One of the more interesting series of reports over the last few days has been coverage of a Russian TV vote to decide who was the greatest Russian in history. The BBC reported more than once that Stalin was one of the front-runners as the list was gradually whittled down and they had at least one interview segment where various "Russians in the street" were asked about Stalin and his greatness. The one thing that struck me most strongly about all this is that Stalin was not in fact Russian but rather was of Georgian ancestry, having been born in Gori - a tawn more recently in the news thanks to Russia's invasion of Georgia earlier this year. It truly amazed me that none of the BBC reports mentioned this factoid, even though they discussed the fact that this TV show was undoubtedly something that Putin & co were in favour of as a way to build up national pride etc.

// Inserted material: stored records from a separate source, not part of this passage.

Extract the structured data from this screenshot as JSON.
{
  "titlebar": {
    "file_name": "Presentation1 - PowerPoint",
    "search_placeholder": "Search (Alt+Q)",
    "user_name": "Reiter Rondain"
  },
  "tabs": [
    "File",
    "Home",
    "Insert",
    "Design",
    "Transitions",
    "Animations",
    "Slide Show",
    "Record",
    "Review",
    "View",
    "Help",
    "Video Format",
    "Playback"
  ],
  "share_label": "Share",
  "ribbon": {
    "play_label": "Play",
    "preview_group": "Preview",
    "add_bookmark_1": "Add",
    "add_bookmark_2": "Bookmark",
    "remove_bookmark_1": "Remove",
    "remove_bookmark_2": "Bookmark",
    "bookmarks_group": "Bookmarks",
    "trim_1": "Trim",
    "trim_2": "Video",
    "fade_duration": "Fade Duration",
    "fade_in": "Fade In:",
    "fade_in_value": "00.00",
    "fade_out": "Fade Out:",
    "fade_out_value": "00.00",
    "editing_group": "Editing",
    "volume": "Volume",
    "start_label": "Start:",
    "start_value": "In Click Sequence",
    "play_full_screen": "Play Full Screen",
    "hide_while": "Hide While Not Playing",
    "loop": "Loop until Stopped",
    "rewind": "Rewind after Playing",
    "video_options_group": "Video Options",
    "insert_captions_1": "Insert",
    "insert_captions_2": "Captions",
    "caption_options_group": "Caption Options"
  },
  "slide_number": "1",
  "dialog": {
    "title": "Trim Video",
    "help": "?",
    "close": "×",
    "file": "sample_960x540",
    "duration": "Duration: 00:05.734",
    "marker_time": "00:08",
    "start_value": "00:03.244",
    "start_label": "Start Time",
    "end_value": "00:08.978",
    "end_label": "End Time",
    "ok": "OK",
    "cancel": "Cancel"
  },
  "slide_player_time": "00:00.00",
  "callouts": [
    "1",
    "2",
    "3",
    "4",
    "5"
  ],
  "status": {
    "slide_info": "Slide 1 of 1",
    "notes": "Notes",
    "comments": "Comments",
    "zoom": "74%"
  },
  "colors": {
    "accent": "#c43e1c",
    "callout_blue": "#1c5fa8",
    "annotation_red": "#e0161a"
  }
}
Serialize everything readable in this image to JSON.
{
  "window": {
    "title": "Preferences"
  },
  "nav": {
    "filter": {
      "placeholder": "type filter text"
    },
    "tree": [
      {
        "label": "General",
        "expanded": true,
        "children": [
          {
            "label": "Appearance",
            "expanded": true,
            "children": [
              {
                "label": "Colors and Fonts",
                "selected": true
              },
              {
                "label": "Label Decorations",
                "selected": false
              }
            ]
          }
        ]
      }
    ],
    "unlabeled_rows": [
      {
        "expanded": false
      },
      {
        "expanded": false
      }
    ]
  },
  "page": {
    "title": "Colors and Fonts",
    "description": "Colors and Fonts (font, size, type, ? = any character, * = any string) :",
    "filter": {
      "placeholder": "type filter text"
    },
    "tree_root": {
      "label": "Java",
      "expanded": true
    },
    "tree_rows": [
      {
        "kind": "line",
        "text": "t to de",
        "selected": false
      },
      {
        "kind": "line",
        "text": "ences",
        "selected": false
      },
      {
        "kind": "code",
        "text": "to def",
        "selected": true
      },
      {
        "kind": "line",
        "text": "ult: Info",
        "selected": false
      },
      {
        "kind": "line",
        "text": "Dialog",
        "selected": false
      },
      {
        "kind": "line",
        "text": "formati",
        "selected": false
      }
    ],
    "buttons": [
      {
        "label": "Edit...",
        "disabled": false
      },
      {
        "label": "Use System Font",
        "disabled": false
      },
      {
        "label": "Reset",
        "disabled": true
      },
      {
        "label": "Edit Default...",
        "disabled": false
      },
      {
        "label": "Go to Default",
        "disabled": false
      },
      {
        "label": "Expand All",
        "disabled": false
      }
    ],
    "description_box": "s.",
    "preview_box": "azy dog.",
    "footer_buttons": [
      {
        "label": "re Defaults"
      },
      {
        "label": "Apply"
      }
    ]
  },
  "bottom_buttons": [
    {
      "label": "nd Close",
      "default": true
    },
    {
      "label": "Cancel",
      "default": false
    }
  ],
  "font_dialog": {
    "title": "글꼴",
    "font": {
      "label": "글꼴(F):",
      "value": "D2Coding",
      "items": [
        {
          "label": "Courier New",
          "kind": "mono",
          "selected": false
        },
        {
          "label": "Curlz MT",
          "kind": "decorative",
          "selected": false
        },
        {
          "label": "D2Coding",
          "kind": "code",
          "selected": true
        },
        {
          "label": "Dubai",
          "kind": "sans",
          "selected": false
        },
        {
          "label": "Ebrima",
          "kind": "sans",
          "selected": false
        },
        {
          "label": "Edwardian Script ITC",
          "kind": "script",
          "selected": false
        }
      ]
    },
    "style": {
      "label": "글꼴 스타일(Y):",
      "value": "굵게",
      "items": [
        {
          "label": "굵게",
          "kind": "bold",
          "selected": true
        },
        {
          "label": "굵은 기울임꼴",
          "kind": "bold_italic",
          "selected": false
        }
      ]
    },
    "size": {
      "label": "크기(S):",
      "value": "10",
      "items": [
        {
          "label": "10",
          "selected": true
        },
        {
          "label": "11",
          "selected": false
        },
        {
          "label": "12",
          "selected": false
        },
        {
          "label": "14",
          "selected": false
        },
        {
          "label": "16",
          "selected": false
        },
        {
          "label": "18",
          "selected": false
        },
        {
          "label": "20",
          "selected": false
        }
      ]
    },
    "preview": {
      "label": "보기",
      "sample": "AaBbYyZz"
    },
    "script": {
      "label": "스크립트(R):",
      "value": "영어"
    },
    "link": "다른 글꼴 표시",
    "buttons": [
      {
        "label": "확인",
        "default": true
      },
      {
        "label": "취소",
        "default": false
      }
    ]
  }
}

The "Today" program has been having a series of guest editors to help fill up the program given that there isn't much news. Many of these have been interesting - in particular the editorship of Cardinal Conor of Westminster - however today's one - Jarvis Cocker from Blur - was interesting more because it showed how stupid he was and yet how easy it was to mouth the usual duck-billed platitudes and standard biases (see above). Anyone who has actually done a little bit more studying in maths and/or quantum physics than a couple of coffee table books (e.g. anyone who gets the Abstruse Goose jokes) would have quickly realized that the Cocker bloke was trying to use Quantum Physics as a sort of secular god and mindlessly repeating stuff about Schrödinger's Cat without grasping the underlying physics. The level of credulous idiocy in display there meant that I found it hard to take seriously the other bits where Cocker tried to go on about climate change. Now clearly the today presenters weren't going to rock the boat too much with their guest but they let this idiot musician get away with utterly uninformed statements about capitalism, the free market economy, global warming and so on which cried out to have someone ask him to justify, if not have someone actively poke holes in.

It occured to me that had, by some fluke of fortune, I been on the program with my rather opposite views on these subjects the presenters would have been rather less deferential.